Monday, April 17, 2017

"What Music We Can Make!"

"What Music We Can Make!"        
        

     The standard of life and righteousness to which God calls us is "higher than the heavens" (Hebrews 7:26).

    "Walk even as He walked" (I John 2:6).

    Upon the surface, such a calling seems absurdly beyond our capacities.  To walk as the Lord Jesus Christ walked?  Any consideration of His character, nature, and way according to the light of Scripture drives us to our knees in helplessness and hopelessness.  The quality of our Savior's life transcends our abilities to the utmost degree.  To think as He thought?  To speak as He spoke?  To act as He acted?  To self sacrificially love as He loved?  "Impossible!" we must all respond.  And we are right.  How can dust live up to the standard of the Divine?   Impossible, and yet

 The command nevertheless beckons - "Walk, even as He walked."  The answer to this seeming impossibility lies in the blessed truth that God calls us to live not in accordance with our own abilities and capacities, but rather by His.  "Be strong in the Lord, and in the power of His might" (Ephesians 6:10).  The Scottish author James Stewart beautifully illustrates this grace:

   ""For what Christ has done is to make us feel, at all the gateways of our nature, the pressure and bombardment of the infinite energies of a world unseen.  He has shown us how our little life, with unsearchable riches to draw upon, can be reinforced beyond all calculation.  I may not be able to fight down some evil thing.  But if Christ were here, He could.  So then, if Christ is in me, He can.  This transfusion of spirit and energy is really possible...  If Mozart were in you, what music you could make!  That cannot be.  But here is something that can: if Christ were in you, what a life you could live!  This is faith's logic.  God wants you to know that you can rise above the level of your limitations.  "I can do all things through Christ which strengtheneth me" (Philippians 4:13).

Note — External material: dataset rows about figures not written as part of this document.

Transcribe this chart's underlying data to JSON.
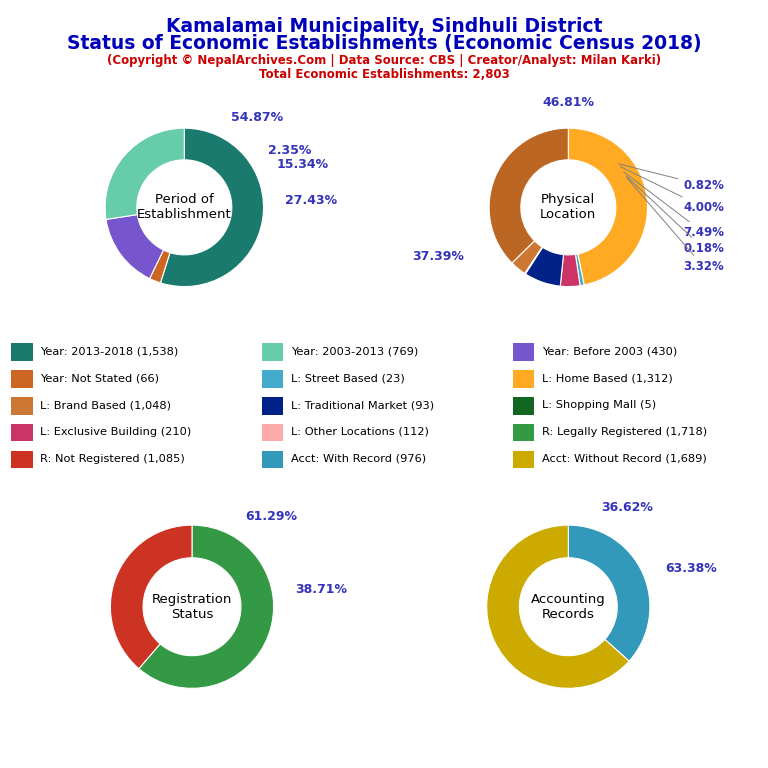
{
  "title_line1": "Kamalamai Municipality, Sindhuli District",
  "title_line2": "Status of Economic Establishments (Economic Census 2018)",
  "subtitle_line1": "(Copyright © NepalArchives.Com | Data Source: CBS | Creator/Analyst: Milan Karki)",
  "subtitle_line2": "Total Economic Establishments: 2,803",
  "title_color": "#0000bb",
  "subtitle_color": "#cc0000",
  "bg_color": "#ffffff",
  "pct_label_color": "#3333bb",
  "chart1": {
    "title": "Period of\nEstablishment",
    "values": [
      54.87,
      2.35,
      15.34,
      27.43
    ],
    "colors": [
      "#1a7a6e",
      "#cc6622",
      "#7755cc",
      "#66ccaa"
    ],
    "labels": [
      "54.87%",
      "2.35%",
      "15.34%",
      "27.43%"
    ]
  },
  "chart2": {
    "title": "Physical\nLocation",
    "values": [
      46.81,
      0.82,
      4.0,
      7.49,
      0.18,
      3.32,
      37.39
    ],
    "colors": [
      "#ffaa22",
      "#44aacc",
      "#cc3366",
      "#002288",
      "#116622",
      "#cc7733",
      "#bb6622"
    ],
    "labels": [
      "46.81%",
      "0.82%",
      "4.00%",
      "7.49%",
      "0.18%",
      "3.32%",
      "37.39%"
    ]
  },
  "chart3": {
    "title": "Registration\nStatus",
    "values": [
      61.29,
      38.71
    ],
    "colors": [
      "#339944",
      "#cc3322"
    ],
    "labels": [
      "61.29%",
      "38.71%"
    ]
  },
  "chart4": {
    "title": "Accounting\nRecords",
    "values": [
      36.62,
      63.38
    ],
    "colors": [
      "#3399bb",
      "#ccaa00"
    ],
    "labels": [
      "36.62%",
      "63.38%"
    ]
  },
  "legend_items": [
    {
      "label": "Year: 2013-2018 (1,538)",
      "color": "#1a7a6e"
    },
    {
      "label": "Year: Not Stated (66)",
      "color": "#cc6622"
    },
    {
      "label": "L: Brand Based (1,048)",
      "color": "#cc7733"
    },
    {
      "label": "L: Exclusive Building (210)",
      "color": "#cc3366"
    },
    {
      "label": "R: Not Registered (1,085)",
      "color": "#cc3322"
    },
    {
      "label": "Year: 2003-2013 (769)",
      "color": "#66ccaa"
    },
    {
      "label": "L: Street Based (23)",
      "color": "#44aacc"
    },
    {
      "label": "L: Traditional Market (93)",
      "color": "#002288"
    },
    {
      "label": "L: Other Locations (112)",
      "color": "#ffaaaa"
    },
    {
      "label": "Acct: With Record (976)",
      "color": "#3399bb"
    },
    {
      "label": "Year: Before 2003 (430)",
      "color": "#7755cc"
    },
    {
      "label": "L: Home Based (1,312)",
      "color": "#ffaa22"
    },
    {
      "label": "L: Shopping Mall (5)",
      "color": "#116622"
    },
    {
      "label": "R: Legally Registered (1,718)",
      "color": "#339944"
    },
    {
      "label": "Acct: Without Record (1,689)",
      "color": "#ccaa00"
    }
  ]
}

   God does not call His children to make bricks without straw.  He rather inhabited us when we trusted in the Lord Jesus Christ, infusing us with "the infinite energies of a world unseen."  Do we believe this to be true?  Even a cursory reading of the New Testament demands that we affirm "the unsearchable riches of Christ" as the power for living this day (Ephesians 3:8).  Do we emotionally or physically feel the power of such enabling?  Have we heretofore always lived accordingly?  Do we naturally expect to walk in accordance with God's strength, as opposed to our own limited abilities?  Certainly we do not.  However, Scripture calls us to "walk by faith, not by sight" (II Corinthians 5:7).  Regardless what happened in the past, how we feel in the present, or what the future looks like according to our natural perspective, our Heavenly Father calls us to believe that our Mozart, as it were, dwells within us to make the most beautiful music.  We cannot change the past, nor do we know what the future holds.  Through Christ, however, we can trust and submit to God today in the confidence that He will enable us to walk in the joy, peace, and power of His indwelling life.  

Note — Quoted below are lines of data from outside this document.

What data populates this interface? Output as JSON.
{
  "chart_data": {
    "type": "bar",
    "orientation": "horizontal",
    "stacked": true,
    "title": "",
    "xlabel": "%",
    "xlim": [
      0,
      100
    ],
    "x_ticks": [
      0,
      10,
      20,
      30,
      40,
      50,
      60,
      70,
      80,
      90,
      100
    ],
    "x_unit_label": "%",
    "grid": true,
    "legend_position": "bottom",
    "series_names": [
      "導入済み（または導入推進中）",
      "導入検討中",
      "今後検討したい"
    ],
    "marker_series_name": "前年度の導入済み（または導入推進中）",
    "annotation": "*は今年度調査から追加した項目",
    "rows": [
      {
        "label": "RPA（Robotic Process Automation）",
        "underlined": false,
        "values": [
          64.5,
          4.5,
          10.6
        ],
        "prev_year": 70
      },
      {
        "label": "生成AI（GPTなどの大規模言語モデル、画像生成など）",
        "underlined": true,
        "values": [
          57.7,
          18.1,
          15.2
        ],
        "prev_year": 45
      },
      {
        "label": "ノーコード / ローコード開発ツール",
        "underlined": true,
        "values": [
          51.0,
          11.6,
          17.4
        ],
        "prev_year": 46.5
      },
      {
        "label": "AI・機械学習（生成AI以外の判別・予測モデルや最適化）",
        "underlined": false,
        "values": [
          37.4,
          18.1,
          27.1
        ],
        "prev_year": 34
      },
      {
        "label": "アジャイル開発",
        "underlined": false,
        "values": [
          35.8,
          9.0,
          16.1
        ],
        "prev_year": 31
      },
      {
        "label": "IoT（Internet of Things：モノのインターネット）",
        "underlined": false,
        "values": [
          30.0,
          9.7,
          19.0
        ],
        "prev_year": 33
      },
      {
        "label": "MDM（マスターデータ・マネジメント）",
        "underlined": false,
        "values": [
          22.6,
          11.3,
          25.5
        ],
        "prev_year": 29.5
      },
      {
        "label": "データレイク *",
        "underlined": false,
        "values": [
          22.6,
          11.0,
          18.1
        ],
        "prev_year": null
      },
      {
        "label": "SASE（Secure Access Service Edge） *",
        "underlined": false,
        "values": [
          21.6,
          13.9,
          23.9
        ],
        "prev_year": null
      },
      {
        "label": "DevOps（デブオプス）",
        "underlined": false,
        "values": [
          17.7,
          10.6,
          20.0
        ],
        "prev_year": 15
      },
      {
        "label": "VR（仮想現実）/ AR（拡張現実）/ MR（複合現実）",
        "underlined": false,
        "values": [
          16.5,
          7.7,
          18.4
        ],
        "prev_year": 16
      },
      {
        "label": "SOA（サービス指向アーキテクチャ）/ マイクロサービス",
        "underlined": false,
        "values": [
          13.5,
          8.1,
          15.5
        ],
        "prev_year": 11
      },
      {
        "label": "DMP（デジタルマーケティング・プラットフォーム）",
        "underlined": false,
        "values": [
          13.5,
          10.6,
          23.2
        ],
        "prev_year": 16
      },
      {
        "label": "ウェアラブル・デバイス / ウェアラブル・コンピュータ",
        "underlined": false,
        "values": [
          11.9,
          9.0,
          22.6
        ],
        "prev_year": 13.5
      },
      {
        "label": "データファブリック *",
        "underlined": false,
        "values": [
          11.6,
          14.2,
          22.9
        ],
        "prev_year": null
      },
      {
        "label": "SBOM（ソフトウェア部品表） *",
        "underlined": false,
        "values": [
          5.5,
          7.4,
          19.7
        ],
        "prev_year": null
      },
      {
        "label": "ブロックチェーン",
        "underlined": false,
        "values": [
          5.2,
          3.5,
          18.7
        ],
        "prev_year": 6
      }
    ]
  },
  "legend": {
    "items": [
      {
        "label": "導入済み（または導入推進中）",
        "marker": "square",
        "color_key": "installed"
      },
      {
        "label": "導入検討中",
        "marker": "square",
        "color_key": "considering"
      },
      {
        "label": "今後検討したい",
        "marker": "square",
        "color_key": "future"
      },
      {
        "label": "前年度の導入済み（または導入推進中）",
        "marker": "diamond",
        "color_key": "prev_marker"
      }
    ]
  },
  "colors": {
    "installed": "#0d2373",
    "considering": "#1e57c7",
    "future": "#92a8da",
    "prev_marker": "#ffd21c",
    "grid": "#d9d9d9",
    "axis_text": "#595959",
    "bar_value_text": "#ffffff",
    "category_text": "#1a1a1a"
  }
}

   Our Lord lives in us so that we may live through Him.  He is the standard of life, and the life of the standard.  What beautiful music we can therefore make, the music of walking in His faithfulness through the power of the Holy Spirit.  This is the Christian life, or rather the life of Christ as revealed in Christians who expect much of themselves because they realize they do not live by their own devices.  The Apostle Paul testified of such grace, and of "the most beautiful music" his Lord composed in him…

"By the grace of God I am what I am.  and His grace which was bestowed upon me was not in vain; but I laboured more abundantly than they all: yet not I, but the grace of God which was with me."
(I Corinthians 15:10)

Weekly Memory Verse
   But we all, with open face beholding as in a glass the glory of the Lord, are changed into the same image, from glory to glory, even as by the Spirit of the Lord.